Engels distingue entre le « parti ouvrier bourgeois » des vieilles trade-unions, la minorité privilégiée, et la « masse inférieure », la majorité véritable; il en appelle à cette majorité qui n'est pas contaminée par la « respectabilité bourgeoise ». Là est le fond de la tactique marxiste ! (Tactique à laquelle la totalité des trotskystes tourneront résolument le dos. - LVOG)

(...)

En montrant que les opportunistes et les social-chauvins trahissent en fait lés intérêts de la masse, défendant les privilèges momentanés d'une minorité d'ouvriers (Nos détracteurs en font partie, ceci explique sans doute cela. - LVOG), propagent les idées et l'influence bourgeoises et sont en fait les alliés et les agents de la bourgeoisie, nous apprenons aux masses à discerner leurs véritables intérêts politiques et à lutter pour le socialisme et la révolution à travers les longues et douloureuses péripéties des guerres impérialistes et des armistices impérialistes. (En tous temps on peut lutter pour le socialisme et la révolution, allez dire cela aux opportunistes qui parlent en notre nom. Non, tout compte fait c'est inutile et ce serait une perte de temps, ils sont incurables. - LVOG)

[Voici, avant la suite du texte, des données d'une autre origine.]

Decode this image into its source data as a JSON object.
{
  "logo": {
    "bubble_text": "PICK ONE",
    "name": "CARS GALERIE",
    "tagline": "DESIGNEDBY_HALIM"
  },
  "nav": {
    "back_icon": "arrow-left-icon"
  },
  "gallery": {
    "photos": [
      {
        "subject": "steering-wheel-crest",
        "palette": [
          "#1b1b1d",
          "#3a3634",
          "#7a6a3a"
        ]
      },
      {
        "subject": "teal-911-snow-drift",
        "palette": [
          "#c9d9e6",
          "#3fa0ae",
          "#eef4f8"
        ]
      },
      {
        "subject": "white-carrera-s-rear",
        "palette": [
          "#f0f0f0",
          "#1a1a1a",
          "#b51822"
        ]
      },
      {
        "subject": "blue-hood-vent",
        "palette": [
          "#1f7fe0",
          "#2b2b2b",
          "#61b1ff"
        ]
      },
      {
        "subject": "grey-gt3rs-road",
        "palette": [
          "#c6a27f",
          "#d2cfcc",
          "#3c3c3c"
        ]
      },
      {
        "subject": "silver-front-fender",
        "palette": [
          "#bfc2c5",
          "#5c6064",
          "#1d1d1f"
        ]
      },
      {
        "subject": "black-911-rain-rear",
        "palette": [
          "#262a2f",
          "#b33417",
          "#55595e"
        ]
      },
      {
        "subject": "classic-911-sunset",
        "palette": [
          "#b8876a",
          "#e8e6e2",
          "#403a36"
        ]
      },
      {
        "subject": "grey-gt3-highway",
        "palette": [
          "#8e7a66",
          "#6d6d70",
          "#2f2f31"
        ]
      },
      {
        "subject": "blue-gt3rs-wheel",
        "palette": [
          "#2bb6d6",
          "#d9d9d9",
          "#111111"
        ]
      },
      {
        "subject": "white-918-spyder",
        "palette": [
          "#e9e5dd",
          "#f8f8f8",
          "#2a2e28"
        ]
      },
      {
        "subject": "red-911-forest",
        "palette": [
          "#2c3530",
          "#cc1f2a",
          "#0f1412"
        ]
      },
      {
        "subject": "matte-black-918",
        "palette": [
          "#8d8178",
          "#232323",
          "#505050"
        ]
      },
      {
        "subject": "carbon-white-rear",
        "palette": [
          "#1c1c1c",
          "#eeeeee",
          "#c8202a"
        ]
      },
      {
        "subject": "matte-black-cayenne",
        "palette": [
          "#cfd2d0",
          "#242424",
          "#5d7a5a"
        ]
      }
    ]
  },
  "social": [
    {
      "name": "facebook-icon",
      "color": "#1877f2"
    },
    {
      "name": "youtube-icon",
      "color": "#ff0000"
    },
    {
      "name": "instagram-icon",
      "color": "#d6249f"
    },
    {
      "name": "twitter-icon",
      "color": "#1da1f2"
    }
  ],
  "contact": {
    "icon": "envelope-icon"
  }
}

Expliquer aux masses que la scission avec l'opportunisme est inévitable et nécessaire, les éduquer pour la révolution par une lutte implacable contre ce dernier, mettre à profit l'expérience de la guerre pour dévoiler toutes les ignominies de la politique ouvrière nationale libérale au lieu de les camoufler : telle est la seule ligne marxiste dans le mouvement ouvrier mondial.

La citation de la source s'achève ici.